Juru bicara Wakil Presiden Leni Robredo Barry Gutierrez menyebut serangan itu sebagai “serangan biru” terhadap kebebasan pers.
“Kami mengutuk keras serangan yang dilakukan oleh orang-orang bersenjata baru-baru ini di wilayah tersebut memimpin perusahaan percetakan. Serangan brutal terhadap kebebasan pers kita tidak bisa dibiarkan begitu saja,” kata Gutierrez dalam pernyataannya, Selasa, 10 September.
“Pers yang bebas sangat penting dalam negara yang bebas, dan ini merupakan upaya untuk mengintimidasi dan membungkam memimpinpublikasi berbahasa Filipina terkemuka di negara kita, harus ditentang oleh semua orang Filipina yang mencintai kebebasan,” tambahnya.
Pada Senin pagi tanggal 9 September, 4 pria bersenjata tak dikenal di percetakan Sebelum Tonite di Kota Parañaque dan membakar area produksi.
Pihak berwenang memperkirakan kerusakan mencapai P50.000. Sebelum Tonite Namun, percetakan masih dapat melanjutkan produksi setelah kebakaran.
Para senator juga menyebut serangan itu sebagai “serangan terhadap kebebasan pers.”
“Ini adalah serangan terang-terangan dan upaya mengekang kebebasan pers. Kami mengutuk keras segala bentuk tekanan media (Ini adalah serangan langsung dan upaya untuk memberangus kebebasan pers. Kami mengutuk keras segala bentuk pelecehan terhadap media),” kata Senator Francis Pangilinan dalam pernyataannya.
Senator Grace Poe juga menyampaikan pendapat yang sama.
“Ini jelas merupakan ancaman tidak hanya bagi Avante, tapi juga bagi jurnalis yang hanya melaporkan informasi dan mengungkap korupsi dan kesalahan yang dilakukan oleh berbagai orang, termasuk para koruptor di pemerintahan.” kata Poe dalam pernyataan lain, Senin.
(Ini jelas merupakan pelecehan, tidak hanya terhadap Abante, namun juga terhadap jurnalis yang hanya melaporkan informasi dan mengungkap korupsi dan pelanggaran yang dilakukan oleh berbagai orang, termasuk mereka yang korup di pemerintahan.)
Senator Pro-Tempore Ralph Recto, pada bagiannya, mendesak pihak berwenang untuk segera menyelesaikan kasus ini.
“Ini adalah rencana orang-orang yang takut perbuatan gelap mereka akan terungkap oleh cahaya pers yang bebas. Mereka tidak tahu bahwa taktik penindasan dan intimidasi berdasarkan sejarah kita tidak berhasil,” kata Rekto.

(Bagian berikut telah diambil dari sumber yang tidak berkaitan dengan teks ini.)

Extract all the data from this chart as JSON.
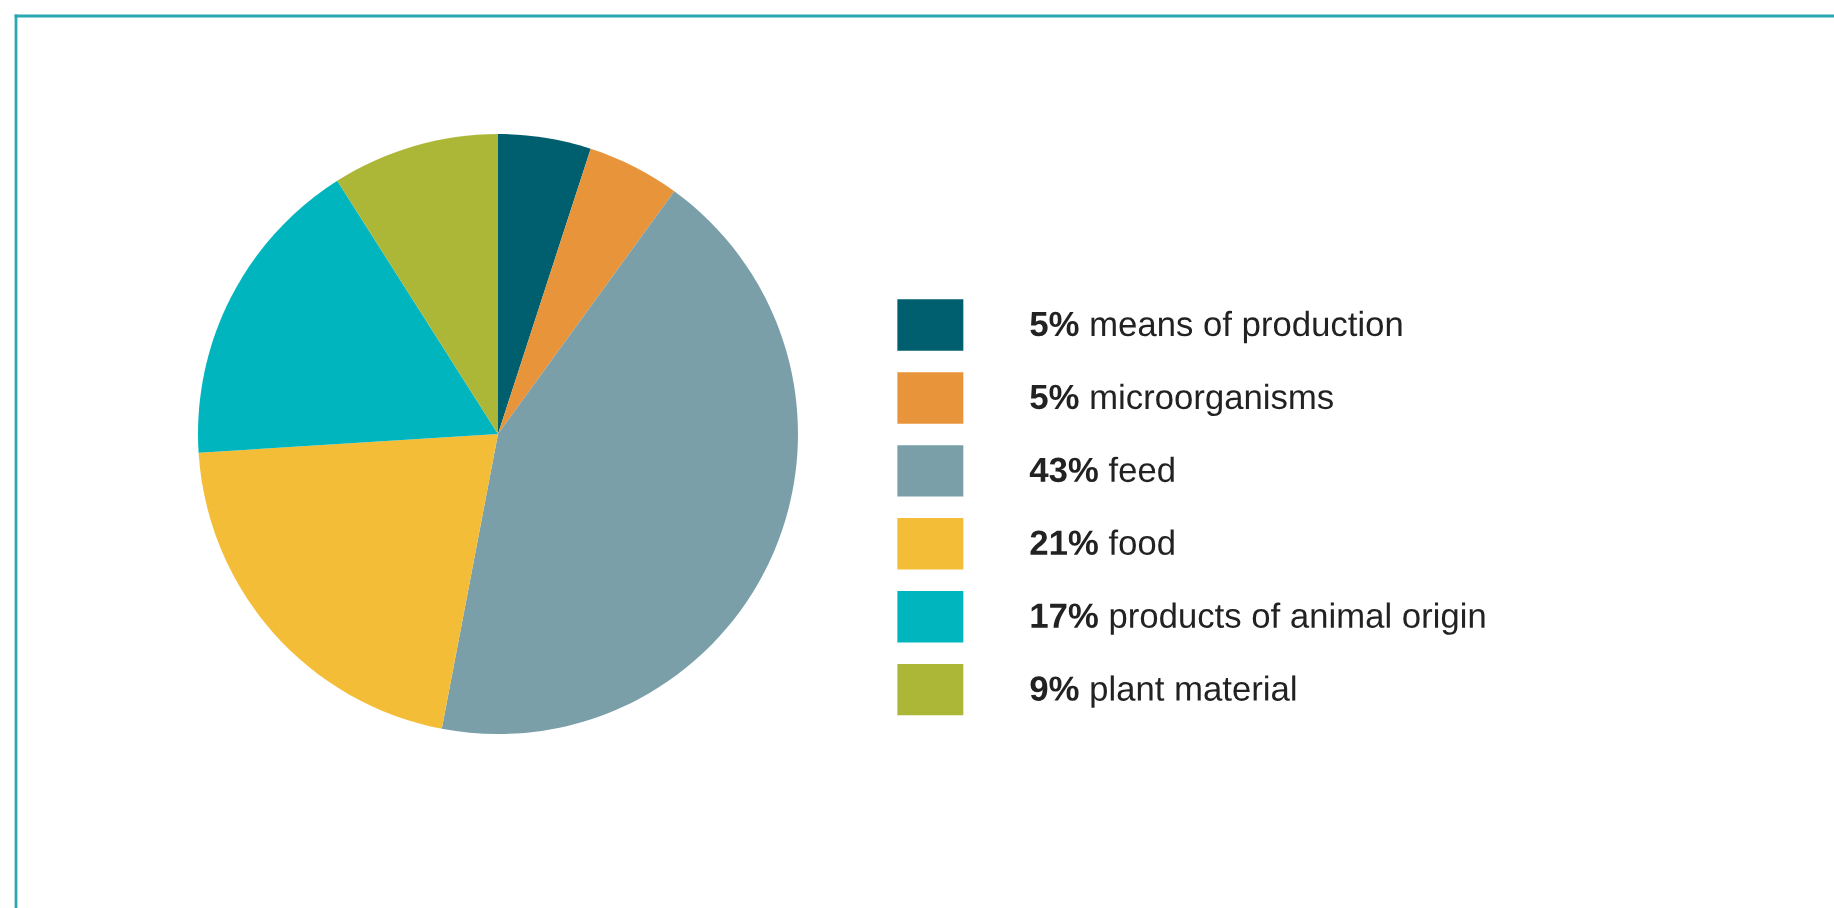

(Ini adalah plot yang dibuat oleh orang-orang yang takut aktivitas gelap mereka akan terungkap oleh media yang bebas. Mereka tidak tahu bahwa taktik penindasan dan intimidasi berdasarkan sejarah kita tidak akan berhasil.)
Perwakilan Bayan Muna dan Wakil Pemimpin Minoritas Carlos Zarate juga mengkritik serangan tersebut, dengan mengatakan bahwa ini adalah “satu lagi kasus upaya untuk membungkam media dalam melakukan tugasnya dalam mengungkap ketidakberesan, baik di dalam maupun di luar pemerintahan.”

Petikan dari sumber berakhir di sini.